Saturday, March 16, 2013

Literary Fiction vs. Genre Fiction

Via we recently received an invitation to join a small group-discussion board concerning Literary Fiction vs. Genre Fiction. I've read some of each, but I lean toward the Science Fiction genre, or works becoming known as Speculative Fiction. The invitation to that group inspired some thought on the subject, as follows:

Many now classic works have been labeled with a genre which were composed prior to the existence of that genre. Clearly, without a genre for which to write Frankenstein is a literary work by default - not horror or sci-fi, just Lit.

Perhaps I'm jaded, but these days it seems difficult to find Genre fiction written with Literary intent. I don't blame authors. Few authors would spend the vast amounts of time and effort required for publication if they didn't have a strong desire to write, or an idea they simply couldn't contain. I'm sure responsibility falls primarily on the shoulders of publishers, who buy what they think will sell. Author's, then - to make a living, must write what publishers buy, becoming 'jobbers' rather than 'artisans' out of necessity.

The most prominent examples of Literary Genre fiction which come to my mind are hardly current: Ray Bradbury's Fahrenheit 451, George Orwell's 1984, Anthony Burgess' A Clockwork Orange, Thomas Pynchon's Gravity's Rainbow, and Margaret Atwood's The Handmaid's Tale are good examples. Of this group, only Bradbury might be branded a genre writer.

In my opinion one of the most well-known spec-fic writers, Philip K. Dick, was not a very good writer, but neither was he a sell-out. His concepts and ideas are the stuff of legend, in print and on the big screen, but he doesn't seem, to me, to have been an artisan. He was more a philosopher than a writer, driven to share his ideas and concepts. Rather than explore the craft, he needed to expel demons. So, rather than Lit or Genre, it's Fascinating Ideas which have sold his works.

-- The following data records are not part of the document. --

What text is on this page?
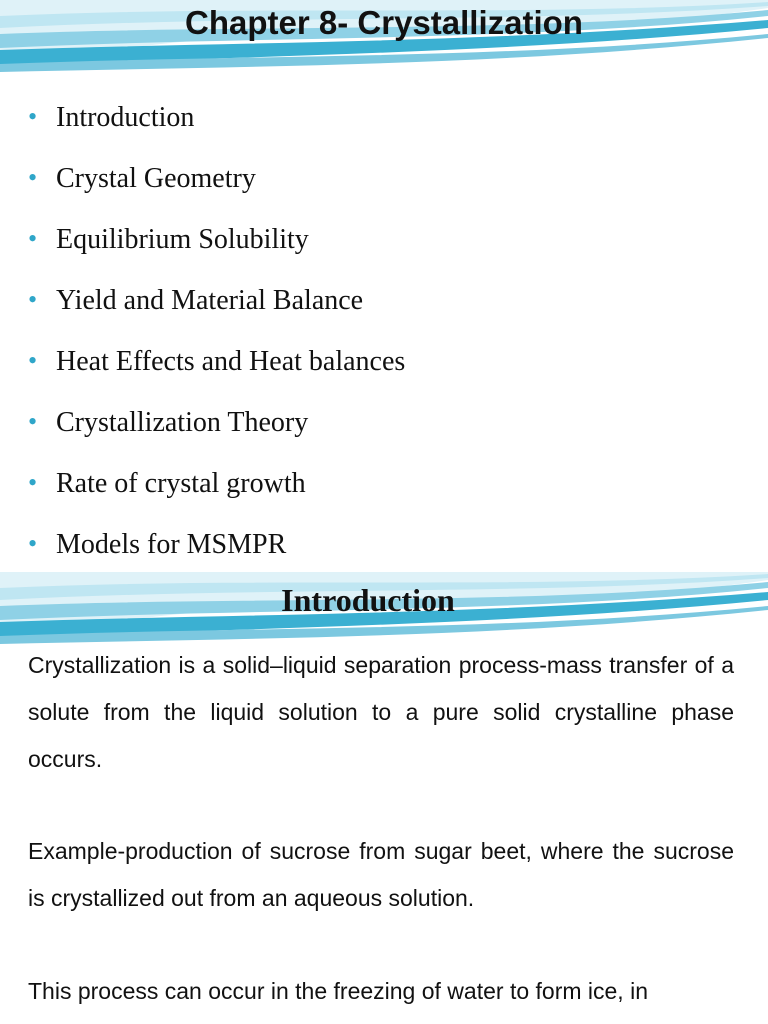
Chapter 8- Crystallization
• Introduction
• Crystal Geometry
• Equilibrium Solubility
• Yield and Material Balance
• Heat Effects and Heat balances
• Crystallization Theory
• Rate of crystal growth
• Models for MSMPR
Introduction

Crystallization is a solid–liquid separation process-mass transfer of a solute from the liquid solution to a pure solid crystalline phase occurs.

Example-production of sucrose from sugar beet, where the sucrose is crystallized out from an aqueous solution.

This process can occur in the freezing of water to form ice, in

Two fellows whose skill I admire greatly today are Michael Chabon - a true literary artisan, and William Gibson, also a craftsman - though perhaps not as widely recognized as such.

Gibson is almost single-handedly responsible for inventing the now-fading sub-genre of Cyberpunk Sci-Fi in his novel Neuromancer. He and Bruce Sterling co-wrote The Difference Engine, which was crucial to the rise of modern Steampunk. Furthermore, Gibson's literary contributions since have helped lead to the current trend of re-designating much of what had been known as science fiction with the term I used above, Speculative Fiction. Gibson puts the writing first, to better convey his ideas, and seems to have only been grafted with the sci-fi moniker as a side effect of the success of his early works, which were indeed sci-fi.

He's since become far less a science fiction author than he is the teller of well-written and interesting stories. His latest books likely wouldn't be considered science fiction at all to those unaware of his earliest works, though I'm not sure what tag I would apply.

My point in all of the above is really just to say that the writing of Lit and/or Genre begin with the intentions of the writer. One must choose to be Literary first. Applying a Genre to one's work is simply the vehicle used on a great Literary road-trip. Whether or not it will sell is anyone's guess.